PRE-ADVISING ADVISING?
What Wootten does know is that departmental advising can be limited due to professors’ workloads: teaching multiple classes, writing books, and doing other jobs such as advising companies.
But, “because the issue is so real,” he says, “you would think the Gov department would not allow that to happen; it would go above and beyond other departments to help students find advisers.”
Wootten believes the process should begin even earlier.
“What the Gov department fails to do is help you in junior year to locate professors whose interests or field of study are compatible to your thesis,” Wootten says.
He says this is why it took him until October of his senior year to find an adviser. He began his search by going to the professors that he knew, but says that if the department had informed him of professors who were compatible with his topic, he would have gone to them first.
In fact, he says that departments should provide guidance at the start of the advising process, “giving initial tools, directions, suggestions to go here and there.”
Big departments often utilize their tutorials or seminars for upperclassmen as channels for finding thesis advisers.
“Students now versus ten years ago are much better equipped to write good theses,” Williamson says, citing these seminars, some of which are relatively new, as a factor.

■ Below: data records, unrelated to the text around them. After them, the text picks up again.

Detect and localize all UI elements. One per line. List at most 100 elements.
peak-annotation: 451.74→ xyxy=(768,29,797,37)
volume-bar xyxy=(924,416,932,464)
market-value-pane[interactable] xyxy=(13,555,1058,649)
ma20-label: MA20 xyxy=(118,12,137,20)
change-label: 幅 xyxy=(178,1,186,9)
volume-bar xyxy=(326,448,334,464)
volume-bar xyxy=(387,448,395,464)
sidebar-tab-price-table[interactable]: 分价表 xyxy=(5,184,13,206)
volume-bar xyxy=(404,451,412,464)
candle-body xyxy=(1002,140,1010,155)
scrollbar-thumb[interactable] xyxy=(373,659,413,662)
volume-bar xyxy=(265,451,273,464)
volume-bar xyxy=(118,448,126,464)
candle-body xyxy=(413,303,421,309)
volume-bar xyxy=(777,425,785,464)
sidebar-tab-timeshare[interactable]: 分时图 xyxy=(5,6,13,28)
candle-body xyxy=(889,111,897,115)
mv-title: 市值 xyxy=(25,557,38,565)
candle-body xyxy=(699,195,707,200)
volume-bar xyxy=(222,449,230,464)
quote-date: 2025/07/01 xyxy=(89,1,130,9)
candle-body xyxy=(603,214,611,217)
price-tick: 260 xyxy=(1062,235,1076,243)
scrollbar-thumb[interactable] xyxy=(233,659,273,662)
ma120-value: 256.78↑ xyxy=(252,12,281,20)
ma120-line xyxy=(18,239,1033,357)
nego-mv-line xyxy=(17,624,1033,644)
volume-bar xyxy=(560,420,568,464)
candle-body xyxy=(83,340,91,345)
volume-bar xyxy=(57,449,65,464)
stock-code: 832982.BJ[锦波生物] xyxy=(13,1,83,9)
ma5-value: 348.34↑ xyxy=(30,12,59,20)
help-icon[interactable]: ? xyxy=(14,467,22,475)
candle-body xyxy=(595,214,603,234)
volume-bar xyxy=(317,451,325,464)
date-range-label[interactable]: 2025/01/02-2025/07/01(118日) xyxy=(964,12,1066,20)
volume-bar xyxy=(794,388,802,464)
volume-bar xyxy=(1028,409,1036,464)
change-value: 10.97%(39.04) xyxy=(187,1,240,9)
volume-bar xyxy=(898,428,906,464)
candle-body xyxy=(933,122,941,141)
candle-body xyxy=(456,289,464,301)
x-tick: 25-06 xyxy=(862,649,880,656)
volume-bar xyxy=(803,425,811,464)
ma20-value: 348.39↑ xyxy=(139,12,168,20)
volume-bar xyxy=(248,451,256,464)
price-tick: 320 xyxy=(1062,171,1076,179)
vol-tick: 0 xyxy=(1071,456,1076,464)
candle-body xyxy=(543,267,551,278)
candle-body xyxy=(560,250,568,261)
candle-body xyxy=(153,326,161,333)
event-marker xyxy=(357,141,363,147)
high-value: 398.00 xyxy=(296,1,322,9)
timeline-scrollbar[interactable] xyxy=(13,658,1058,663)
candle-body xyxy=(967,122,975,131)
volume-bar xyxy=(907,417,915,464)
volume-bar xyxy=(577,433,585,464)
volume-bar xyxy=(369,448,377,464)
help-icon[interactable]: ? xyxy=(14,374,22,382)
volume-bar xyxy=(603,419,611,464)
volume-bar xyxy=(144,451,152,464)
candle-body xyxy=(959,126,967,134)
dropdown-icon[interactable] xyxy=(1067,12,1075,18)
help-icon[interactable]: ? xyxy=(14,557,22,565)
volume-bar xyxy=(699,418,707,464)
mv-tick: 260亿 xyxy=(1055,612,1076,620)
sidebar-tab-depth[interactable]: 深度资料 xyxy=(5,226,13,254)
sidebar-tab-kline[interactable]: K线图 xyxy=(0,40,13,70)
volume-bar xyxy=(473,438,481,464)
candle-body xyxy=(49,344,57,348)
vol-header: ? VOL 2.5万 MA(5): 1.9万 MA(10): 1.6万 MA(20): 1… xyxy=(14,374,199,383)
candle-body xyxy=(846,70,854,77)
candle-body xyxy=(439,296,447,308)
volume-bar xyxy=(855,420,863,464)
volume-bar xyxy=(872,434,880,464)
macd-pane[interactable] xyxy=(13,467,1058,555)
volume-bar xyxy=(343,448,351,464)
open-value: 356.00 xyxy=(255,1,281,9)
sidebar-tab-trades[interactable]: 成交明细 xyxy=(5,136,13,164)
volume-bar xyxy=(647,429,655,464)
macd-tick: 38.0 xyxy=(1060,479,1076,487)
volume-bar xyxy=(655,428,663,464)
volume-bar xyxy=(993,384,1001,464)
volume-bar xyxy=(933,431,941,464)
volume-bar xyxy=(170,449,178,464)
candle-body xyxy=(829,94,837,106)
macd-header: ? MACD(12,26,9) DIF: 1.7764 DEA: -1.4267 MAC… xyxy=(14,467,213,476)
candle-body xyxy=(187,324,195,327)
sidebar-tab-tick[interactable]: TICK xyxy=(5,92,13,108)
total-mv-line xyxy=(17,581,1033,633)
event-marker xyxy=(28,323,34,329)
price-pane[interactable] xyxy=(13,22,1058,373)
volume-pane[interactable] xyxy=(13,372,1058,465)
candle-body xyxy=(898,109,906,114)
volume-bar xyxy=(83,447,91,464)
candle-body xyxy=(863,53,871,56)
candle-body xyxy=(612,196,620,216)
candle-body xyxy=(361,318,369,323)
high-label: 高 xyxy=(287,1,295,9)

“About eight years ago, we were a basket case,” says Williamson. “Being a big department is hard and we’ve often used that as an excuse.”
EN ROUTE TO OPTIMIZATION
Other departments, however, believe in more “central planning,” and that the process of finding thesis advisers can be improved.
“Certainly there could be some benefits from some formalization of the system,” says Earth and Planetary Sciences Head Tutor John H. Shaw.
Shaw suggests organizing a series of events designed to bring students and faculty members together in small conversations which could also inform students of “what types of theses have worked out in the past.”
Another way of acquainting science concentrators with advisers to guide their thesis research, according to Chemistry DUS Eric N. Jacobsen, can be offering more research-oriented classes aimed at getting students into labs.
He says the Chemistry department is considering creating a class designed for just that: providing students with research experience to help prepare them for labwork-heavy theses and to get them in contact with potential advisers. The idea for this class was partially inspired by MCB 100: “Experimental Molecular and Cellular Biology,”
which was created last year.
The compilation and dissemination of information about the thesis-advising process would benefit students as well, according to Biochemical Sciences Head Tutor Richard M. Losick.
“Some centralization would help, including an explicit advising system and a website with University-wide information on research opportunities,” Losick wrote in an e-mail.
Bernstein says Social Studies keeps a database of potential thesis advisers available to its concentrators.
Wootten says he thinks “there should be some oversight by...the College...over all thesis writing,” especially now that honors requirements have changed.
Some department administrators, however, resist this idea.
“I wouldn’t want it to be more centralized than [at the department level] since a faculty member in the field is very much needed to help admin[istrator]s understand subtle differences of emphasis within fields and to talk with faculty with strong feelings,” New wrote in an e-mail.
To hone the thesis-advising process, the Astronomy and Astrophysics department appointed a Senior Thesis coordinator, who is currently Ramesh Narayan, according to Head Tutor Bryan M. Gaensler.
Whether departments take a more “central planning” or a more “market-oriented” approach depends on characteristics and circumstances such as department size and honors requirements.
“Small departments may feel they don’t need at all to formalize this commitment and that it should remain a matter of mutual trust between adviser and advisee,” Greene wrote in an e-mail.